A study recently published in the World Journal of Surgery stated that at a cost of $250, a cleft repair operation could boost local economies around the world by as much as $50,000 per patient as that individual could go on to lead a full, productive life free of health complications and stigma.

More than 170,000 babies are born each year in developing countries with cleft lip and palate, according to data compiled by Smile Train, a non-profit organisation and charity providing corrective surgery for children with cleft lips and palates and headquartered in New York City.

It says the defect happens very early during pregnancy inside the womb when the tissues that form the roof of a baby’s mouth and the upper lip do not join together properly.

With a cleft lip, the skin of the upper lip is split on one or both sides of the mouth, and the gap can extend beyond the base of the nose.

With a cleft palate, there is an opening in the roof of the mouth.

Children may be born with either condition or both.

Babies born with cleft lip usually don’t have feeding difficulties, but those with cleft palate can have trouble latching on to their mothers’ nipples and,thus,can suffer malnutrition.

Causes of clefts

In most cases, researchers believe that cleft is the result of environmental and genetic factors.

An estimated 1,000 children are born in Ghana each year with cleft lip and palate, with one out of 10 dying in their formative years.

The condition is not unique to developing countries.

A baby is born with cleft every three minutes worldwide, according to Operation Smile.

Testimonies

In an interview with some parents of cleft children, they said it was worrying for them to have children with facial disabilities such as cleft, which made it almost impossible to communicate with them.

A parent, Florence Adade, who has a 12-year-old daughter, Mary Asamoah, said she was financially handicapped so she could not pay for the surgical operation of the daughter to correct her deformity although she was aware that surgery could make her daughter speak well.

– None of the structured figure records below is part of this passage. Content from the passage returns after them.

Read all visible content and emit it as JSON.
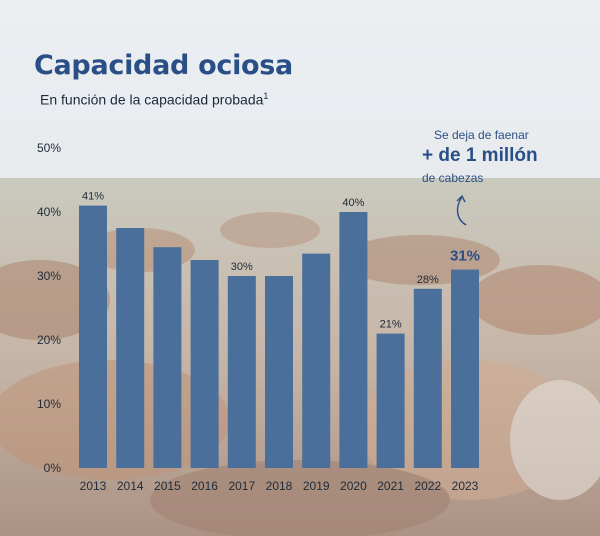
{
  "header": {
    "title": "Capacidad ociosa",
    "subtitle": "En función de la capacidad probada",
    "footnote_mark": "1"
  },
  "annotation": {
    "line1": "Se deja de faenar",
    "line2": "+ de 1 millón",
    "line3": "de cabezas"
  },
  "colors": {
    "bar": "#4a6f9a",
    "title": "#2a4f86",
    "highlight_label": "#2a4f86"
  },
  "chart_data": {
    "type": "bar",
    "title": "Capacidad ociosa",
    "subtitle": "En función de la capacidad probada",
    "categories": [
      "2013",
      "2014",
      "2015",
      "2016",
      "2017",
      "2018",
      "2019",
      "2020",
      "2021",
      "2022",
      "2023"
    ],
    "values": [
      41,
      37.5,
      34.5,
      32.5,
      30,
      30,
      33.5,
      40,
      21,
      28,
      31
    ],
    "data_labels": [
      "41%",
      "",
      "",
      "",
      "30%",
      "",
      "",
      "40%",
      "21%",
      "28%",
      "31%"
    ],
    "highlighted_category": "2023",
    "yticks": [
      "0%",
      "10%",
      "20%",
      "30%",
      "40%",
      "50%"
    ],
    "ylim": [
      0,
      50
    ],
    "xlabel": "",
    "ylabel": "",
    "grid": false,
    "legend": "none"
  }
}
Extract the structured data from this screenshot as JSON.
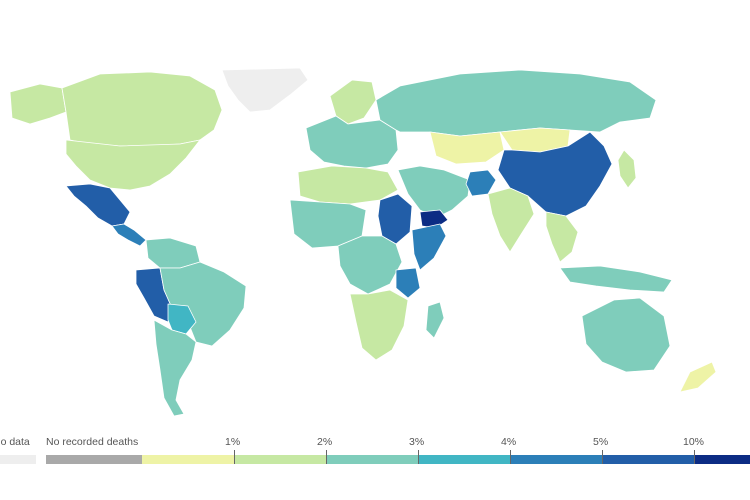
{
  "legend": {
    "no_data_label": "No data",
    "no_recorded_label": "No recorded deaths",
    "bins": [
      "1%",
      "2%",
      "3%",
      "4%",
      "5%",
      "10%"
    ]
  },
  "colors": {
    "no_data": "#eeeeee",
    "no_recorded": "#a9a9a9",
    "bin_0_1": "#eef3a6",
    "bin_1_2": "#c6e8a3",
    "bin_2_3": "#7fcdbb",
    "bin_3_4": "#41b6c4",
    "bin_4_5": "#2c7fb8",
    "bin_5_10": "#225ea8",
    "bin_10_plus": "#0c2c84"
  },
  "map": {
    "regions": [
      {
        "name": "greenland",
        "bin": "no_data"
      },
      {
        "name": "canada",
        "bin": "bin_1_2"
      },
      {
        "name": "alaska",
        "bin": "bin_1_2"
      },
      {
        "name": "usa",
        "bin": "bin_1_2"
      },
      {
        "name": "mexico",
        "bin": "bin_5_10"
      },
      {
        "name": "central-america",
        "bin": "bin_4_5"
      },
      {
        "name": "colombia-venezuela",
        "bin": "bin_2_3"
      },
      {
        "name": "brazil",
        "bin": "bin_2_3"
      },
      {
        "name": "peru",
        "bin": "bin_5_10"
      },
      {
        "name": "bolivia",
        "bin": "bin_3_4"
      },
      {
        "name": "argentina",
        "bin": "bin_2_3"
      },
      {
        "name": "europe",
        "bin": "bin_2_3"
      },
      {
        "name": "scandinavia",
        "bin": "bin_1_2"
      },
      {
        "name": "russia",
        "bin": "bin_2_3"
      },
      {
        "name": "kazakhstan",
        "bin": "bin_0_1"
      },
      {
        "name": "mongolia",
        "bin": "bin_0_1"
      },
      {
        "name": "china",
        "bin": "bin_5_10"
      },
      {
        "name": "middle-east",
        "bin": "bin_2_3"
      },
      {
        "name": "afghanistan",
        "bin": "bin_4_5"
      },
      {
        "name": "yemen",
        "bin": "bin_10_plus"
      },
      {
        "name": "india",
        "bin": "bin_1_2"
      },
      {
        "name": "southeast-asia",
        "bin": "bin_1_2"
      },
      {
        "name": "indonesia",
        "bin": "bin_2_3"
      },
      {
        "name": "australia",
        "bin": "bin_2_3"
      },
      {
        "name": "new-zealand",
        "bin": "bin_0_1"
      },
      {
        "name": "north-africa",
        "bin": "bin_1_2"
      },
      {
        "name": "west-africa",
        "bin": "bin_2_3"
      },
      {
        "name": "sudan",
        "bin": "bin_5_10"
      },
      {
        "name": "somalia",
        "bin": "bin_4_5"
      },
      {
        "name": "central-africa",
        "bin": "bin_2_3"
      },
      {
        "name": "tanzania",
        "bin": "bin_4_5"
      },
      {
        "name": "southern-africa",
        "bin": "bin_1_2"
      },
      {
        "name": "madagascar",
        "bin": "bin_2_3"
      },
      {
        "name": "japan",
        "bin": "bin_1_2"
      }
    ]
  }
}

She said it was great news for her that a unit had been attached to the hospital which could treat cleft patients free of charge.

Another parent, Iddrisu Yakubu, said he was happy because his child who was born with a cleft lip had his surgery at the Korle Bu Teaching Hospital paid for by a philanthropist.

He indicated that he could not have afforded to pay the medical fees and thanked God for such an intervention by the philanthropist.

The Eastern Regional Director of the Ghana Health Service (GHS), Dr Winfred Ofosu, for his part said residents of the region, especially Koforidua, were fortunate to have such a unit since only the teaching hospitals in Ghana had them.

He explained that every human being had to communicate well and be happy in life, hence the need to have such a new facility to take care of patients with communications problems.

The unit, he therefore indicated, would help treat such patients, both children and adults.

Some stroke patients unable to speak, he stated, would also be catered for at the new centre.